Dublin: Workshop „Das Ein-Quadratmeter-Haus“
In der Immobilienwirtschaft dreht sich alles um eins: den Quadratmeterpreis. Er entscheidet darüber, wie sich Familien, Studenten oder Rentner auf Wohnraum verteilen. In vielen Großstädten polarisieren Preisspekulationen und Gentrifizierung. Mit seinem Workshop „Das Ein-Quadratmeter-Haus“ thematisiert der Berliner Architekt Van Bo Le-Mentzel nun Wohnraum und Bürgerbeteiligung in der irischen Hauptstadt.
Dublin
22. bis 25. April 2013
Der Wirtschaftsboom in Irland führte bis 2008 zu einer gigantischen Immobilienblase. Mit preiswerten Krediten bauten viele Iren Eigenheime – und übernahmen sich finanziell. Heute stehen viele dieser Häuser leer: Die Bauherren konnten die Hypothek nicht mehr abbezahlen, ihr Besitz ging auf die Banken über. Folglich fragen sich die Bürger Dublins und anderer irischer Städte: Wem gehört die Stadt? Wer gestaltet sie? Und welche Rolle spielt Mobilität für die Lebensqualität? Um diese Fragen zu thematisieren, veranstaltet das Goethe-Institut am National College of Art and Design in Dublin einen Workshop für Architektur- und Designstudenten: „Das Ein-Quadratmeter-Haus“.
Das Ein-Quadratmeter-Haus
Was wäre, wenn jeder Mensch sich seinen eigenen Quadratmeter erschaffen könnte? Und den Quadratmeterpreis frei bestimmen könnte? Das sind die Ausgangsfragen des Berliner Architekten Van Bo Le-Mentzel. Sein Ein-Quadratmeter-Haus ist ein Haus auf Rollen, eine mobile Immobilie. Man kann es nicht kaufen, nur selber bauen – an einem halben Tag mit Holzleisten aus dem Baumarkt.

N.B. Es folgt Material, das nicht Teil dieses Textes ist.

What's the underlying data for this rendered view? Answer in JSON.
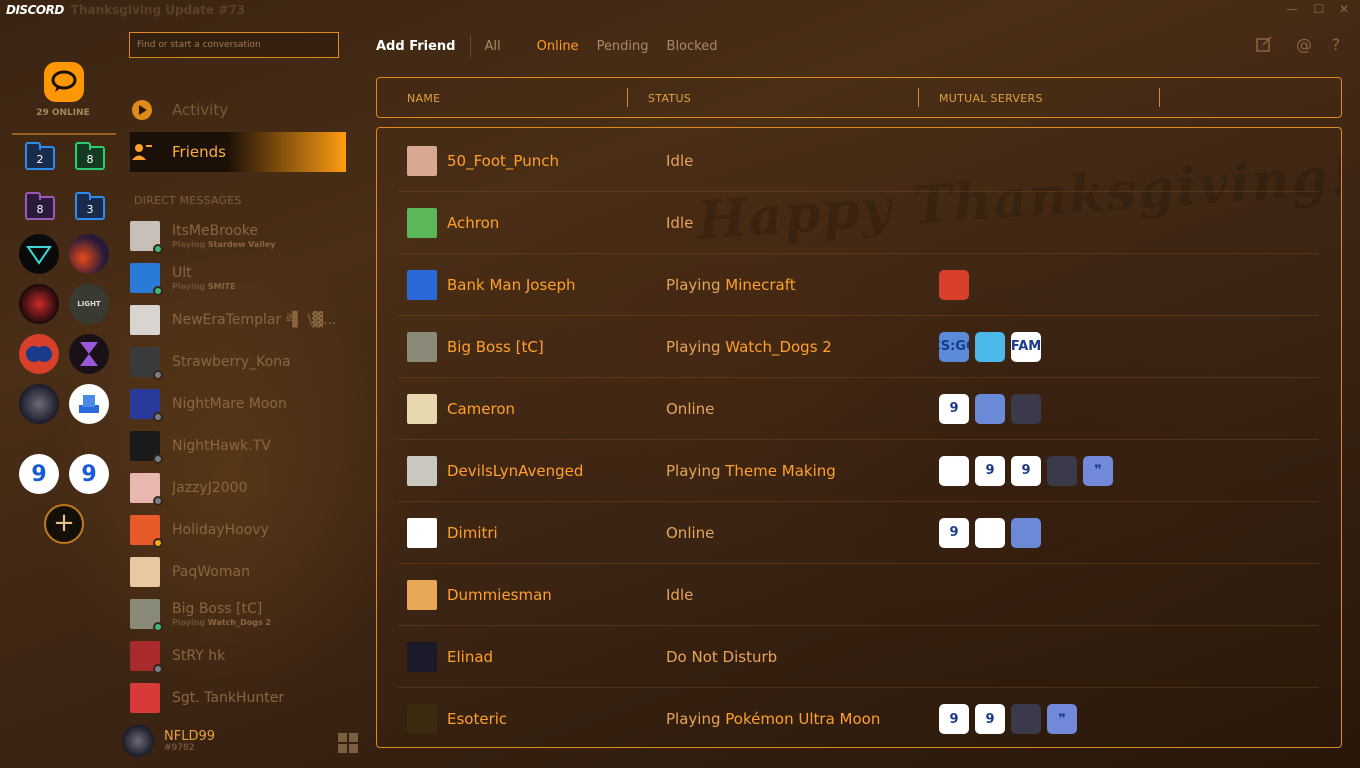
{
  "app": {
    "logo": "DISCORD",
    "title": "Thanksgiving Update #73"
  },
  "window_controls": {
    "minimize": "—",
    "maximize": "☐",
    "close": "✕"
  },
  "rail": {
    "online_count": "29 ONLINE",
    "folders": [
      {
        "count": "2",
        "color": "#2d8cf0"
      },
      {
        "count": "8",
        "color": "#2ecc71"
      },
      {
        "count": "8",
        "color": "#9b59b6"
      },
      {
        "count": "3",
        "color": "#2d8cf0"
      }
    ],
    "add_server": "+"
  },
  "search": {
    "placeholder": "Find or start a conversation"
  },
  "nav": {
    "activity": "Activity",
    "friends": "Friends"
  },
  "dm_header": "DIRECT MESSAGES",
  "dms": [
    {
      "name": "ItsMeBrooke",
      "activity_prefix": "Playing ",
      "activity": "Stardew Valley",
      "status": "#43b581",
      "color": "#c8c0b8"
    },
    {
      "name": "Ult",
      "activity_prefix": "Playing ",
      "activity": "SMITE",
      "status": "#43b581",
      "color": "#2a7ad8"
    },
    {
      "name": "NewEraTemplar ª▌ \\▓...",
      "activity_prefix": "",
      "activity": "",
      "status": "",
      "color": "#d8d4d0"
    },
    {
      "name": "Strawberry_Kona",
      "activity_prefix": "",
      "activity": "",
      "status": "#747f8d",
      "color": "#3a3a3a"
    },
    {
      "name": "NightMare Moon",
      "activity_prefix": "",
      "activity": "",
      "status": "#747f8d",
      "color": "#2a3a9a"
    },
    {
      "name": "NightHawk.TV",
      "activity_prefix": "",
      "activity": "",
      "status": "#747f8d",
      "color": "#1a1a1a"
    },
    {
      "name": "JazzyJ2000",
      "activity_prefix": "",
      "activity": "",
      "status": "#747f8d",
      "color": "#e8b8b0"
    },
    {
      "name": "HolidayHoovy",
      "activity_prefix": "",
      "activity": "",
      "status": "#faa61a",
      "color": "#e85a2a"
    },
    {
      "name": "PaqWoman",
      "activity_prefix": "",
      "activity": "",
      "status": "",
      "color": "#e8c8a0"
    },
    {
      "name": "Big Boss [tC]",
      "activity_prefix": "Playing ",
      "activity": "Watch_Dogs 2",
      "status": "#43b581",
      "color": "#8a8a78"
    },
    {
      "name": "StRY hk",
      "activity_prefix": "",
      "activity": "",
      "status": "#747f8d",
      "color": "#a82a2a"
    },
    {
      "name": "Sgt. TankHunter",
      "activity_prefix": "",
      "activity": "",
      "status": "",
      "color": "#d83a3a"
    }
  ],
  "user": {
    "name": "NFLD99",
    "tag": "#9782"
  },
  "tabs": {
    "add_friend": "Add Friend",
    "all": "All",
    "online": "Online",
    "pending": "Pending",
    "blocked": "Blocked"
  },
  "top_icons": {
    "new_group": "new-group-icon",
    "mentions": "@",
    "help": "?"
  },
  "table": {
    "col_name": "NAME",
    "col_status": "STATUS",
    "col_mutual": "MUTUAL SERVERS",
    "watermark": "Happy Thanksgiving!"
  },
  "friends": [
    {
      "name": "50_Foot_Punch",
      "status_prefix": "Idle",
      "game": "",
      "avatar": "#d8a890",
      "mutuals": []
    },
    {
      "name": "Achron",
      "status_prefix": "Idle",
      "game": "",
      "avatar": "#5ab85a",
      "mutuals": []
    },
    {
      "name": "Bank Man Joseph",
      "status_prefix": "Playing ",
      "game": "Minecraft",
      "avatar": "#2a6ad8",
      "mutuals": [
        {
          "label": "",
          "bg": "#d8402a"
        }
      ]
    },
    {
      "name": "Big Boss [tC]",
      "status_prefix": "Playing ",
      "game": "Watch_Dogs 2",
      "avatar": "#8a8a78",
      "mutuals": [
        {
          "label": "CS:GO",
          "bg": "#5a8ad8"
        },
        {
          "label": "",
          "bg": "#4ab8e8"
        },
        {
          "label": "FAM",
          "bg": "#ffffff"
        }
      ]
    },
    {
      "name": "Cameron",
      "status_prefix": "Online",
      "game": "",
      "avatar": "#e8d8b0",
      "mutuals": [
        {
          "label": "9",
          "bg": "#ffffff"
        },
        {
          "label": "",
          "bg": "#6a8ad8"
        },
        {
          "label": "",
          "bg": "#3a3a4a"
        }
      ]
    },
    {
      "name": "DevilsLynAvenged",
      "status_prefix": "Playing ",
      "game": "Theme Making",
      "avatar": "#c8c8c0",
      "mutuals": [
        {
          "label": "",
          "bg": "#ffffff"
        },
        {
          "label": "9",
          "bg": "#ffffff"
        },
        {
          "label": "9",
          "bg": "#ffffff"
        },
        {
          "label": "",
          "bg": "#3a3a4a"
        },
        {
          "label": "❞",
          "bg": "#7289da"
        }
      ]
    },
    {
      "name": "Dimitri",
      "status_prefix": "Online",
      "game": "",
      "avatar": "#ffffff",
      "mutuals": [
        {
          "label": "9",
          "bg": "#ffffff"
        },
        {
          "label": "",
          "bg": "#ffffff"
        },
        {
          "label": "",
          "bg": "#6a8ad8"
        }
      ]
    },
    {
      "name": "Dummiesman",
      "status_prefix": "Idle",
      "game": "",
      "avatar": "#e8a858",
      "mutuals": []
    },
    {
      "name": "Elinad",
      "status_prefix": "Do Not Disturb",
      "game": "",
      "avatar": "#1a1a2a",
      "mutuals": []
    },
    {
      "name": "Esoteric",
      "status_prefix": "Playing ",
      "game": "Pokémon Ultra Moon",
      "avatar": "#3a2a10",
      "mutuals": [
        {
          "label": "9",
          "bg": "#ffffff"
        },
        {
          "label": "9",
          "bg": "#ffffff"
        },
        {
          "label": "",
          "bg": "#3a3a4a"
        },
        {
          "label": "❞",
          "bg": "#7289da"
        }
      ]
    }
  ]
}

Das Ein-Quadratmeter-Haus kann als Denkerstube, Ticketschalter oder Schlafliege dienen. Es lässt sich mit öffentlichen Verkehrsmitteln transportieren. Und man kann es frei platzieren: mitten in der Stadt, im Park oder auf dem Dach eines Hochhauses. Damit ist das Ein-Quadratmeter-Haus eine wortwörtlich konstruktive Kritik an der Immobilienwirtschaft, eine Einladung an die Gesellschaft, gemeinsam den Sinn des Bauens und Wohnens im praktischen Tun zu erkunden.
Art der Intervention
Die Studierenden am National College of Art and Design diskutieren im Vorfeld Aufgaben, Gestaltung, Ort und Besitzverhältnisse der Häuser. Sie beraten sich mit den künftigen Nutzern/Bewohnern vor Ort, beschaffen das Material und bauen die Häuser, die sie einen Tag auf dem zentral gelegenen Campus des College zur Diskussion stellen. Danach führen sie die Häuser ihrer temporären Bestimmung zu. Im September 2013 soll die Wirkung der Häuser auf die Bevölkerung und ihr Nutzen für die Akteure evaluiert werden.